Публика вначале оцепенела от эдакого буйства. Когда же красавица Коломбина уселась на колени мужчин в первых рядах – те ожили. Когда ковёрный почти уронил на зрителей поднос, уставленный банками со сгущённым молоком, а банки повисли в воздухе, потому что были привязаны бечёвками, – ещё более ожили, захихикали и загоготали. А уж когда под зрительскими креслами взорвались бомбы-шутихи – визг и хохот поднялся такой, что перекрыл не то что реплики, а и сам оркестр.
Первыми из намеченных Эйзеном ретировались интеллигенты-старички. Отстрадав не более половины действия, они прижали к чахлым грудям соломенные шляпки, как щиты, и начали пробираться к проходу. Это было затруднительно: только что прекрасная Коломбина вскричала «Я выхожу из себя!» – и принялась выскакивать из своих многочисленных одежд, подняв на ноги чуть не всех мужчин в зале. Они свистели и топали, подбадривая процесс, и старичкам никак не удавалось пробиться к двери. А коварная Коломбина, будто назло, подала ещё реплику: «Хоть на рожон полезай!» – и действительно полезла, и действительно почти на рожон.
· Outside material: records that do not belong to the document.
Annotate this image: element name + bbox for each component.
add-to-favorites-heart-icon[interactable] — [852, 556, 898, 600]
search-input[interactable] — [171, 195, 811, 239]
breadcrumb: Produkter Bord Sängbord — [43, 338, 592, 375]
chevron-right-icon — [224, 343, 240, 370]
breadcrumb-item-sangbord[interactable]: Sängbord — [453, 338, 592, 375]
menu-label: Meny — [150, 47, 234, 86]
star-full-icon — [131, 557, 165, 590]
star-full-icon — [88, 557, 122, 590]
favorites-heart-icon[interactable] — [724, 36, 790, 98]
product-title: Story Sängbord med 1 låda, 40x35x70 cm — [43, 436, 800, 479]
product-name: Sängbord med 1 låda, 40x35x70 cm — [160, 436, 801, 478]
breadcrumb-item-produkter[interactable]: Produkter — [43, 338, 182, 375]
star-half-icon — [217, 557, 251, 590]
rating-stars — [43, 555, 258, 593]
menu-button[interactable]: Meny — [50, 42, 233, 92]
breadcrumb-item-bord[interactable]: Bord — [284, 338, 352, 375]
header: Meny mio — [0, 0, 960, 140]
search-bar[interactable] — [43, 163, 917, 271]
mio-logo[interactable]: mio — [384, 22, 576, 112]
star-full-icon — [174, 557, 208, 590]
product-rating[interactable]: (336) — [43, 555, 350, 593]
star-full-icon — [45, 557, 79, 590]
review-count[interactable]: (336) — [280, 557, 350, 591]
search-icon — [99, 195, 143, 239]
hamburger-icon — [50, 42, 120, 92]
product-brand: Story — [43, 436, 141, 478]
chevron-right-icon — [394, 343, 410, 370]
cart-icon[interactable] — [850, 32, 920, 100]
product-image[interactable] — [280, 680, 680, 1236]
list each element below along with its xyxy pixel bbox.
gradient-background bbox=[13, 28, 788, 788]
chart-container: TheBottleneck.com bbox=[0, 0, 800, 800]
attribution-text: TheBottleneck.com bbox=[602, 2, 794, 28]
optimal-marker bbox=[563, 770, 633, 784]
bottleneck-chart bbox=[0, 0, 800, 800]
К поясу пылающего страстью героя был прикреплён шестиметровый перш – по нему-то и заскользила вверх клоунесса, демонстрируя немалую силу рук, немалую гибкость ног и всю свою немалую красоту, к тому времени уже вполне освобождённую от цветных шаровар и накидок. Дедушки работали локтями как умели, но молодость оказалась сильнее: ни один так и не достиг выхода. На их удачу – и на горе всех остальных мужчин – Коломбину унесли за кулисы прямо верхом на шесте. А в пышном кринолине другой актрисы – как раз чуть пониже спины – внезапно отворилась дверца, из которой кто-то заорал на весь зал: «Антр-р-р-р-ракт!»
После паузы действие взвивалось по нарастающей. Отбивал чечётку мужчина в женском наряде, при этом в бюстгальтере его то и дело загорались электрические лампочки, обозначая разгар любви. Эпизодически вывозили на манеж муллу, что горланил частушки, каждый раз умудряясь попасть мимо нот:
Затем служитель культа вздымал табличку «Религия – опиум для народа» и предъявлял на все четыре стороны – для непонятливых.
Зрителей в зале после антракта стало меньше, но оставшиеся уже были по-настоящему влюблены в происходящее, поэтому и подпевали мулле, и улюлюкали светлякам в лифчике. Дамы с нарядными шляпками, которых Эйзен и не предполагал увидеть во втором отделении, всё ещё сидели на местах, как и франт в первом ряду.
Дам добил верблюд.
Он появился во второй части спектакля – самый настоящий, с двумя горбами и тёмно-рыжей лохматостью по могучему телу. Верблюда звали Байрон; в оттопыренных губах его и правда было что-то чопорное, предположительно английское. Животное приводили на каждый спектакль из Московского зоосада, соблазняя солью и луком. Верхом на верблюде выезжал один из отрицательных персонажей (конечно, во фраке и цилиндре), делал круг по манежу и вновь исчезал за кулисами, как бы капитулируя перед выкриками зала, к тому времени уже достаточно разогретого и желающего непосредственного участия в представлении. Голова верблюда была украшена плюмажем.
Так вот, плюмаж этот один в один повторял шляпные перья одной из дам. Совпало всё: и количество перьев, и их раскраска, и даже степень пушистости. Узрев животное, дама поднялась и, простояв чуть не минуту в изумлении, ринулась к выходу; за ней подорвались товарки. Но слишком уж долго она стояла, и слишком уж громко стучали её каблуки. Бегство заметили.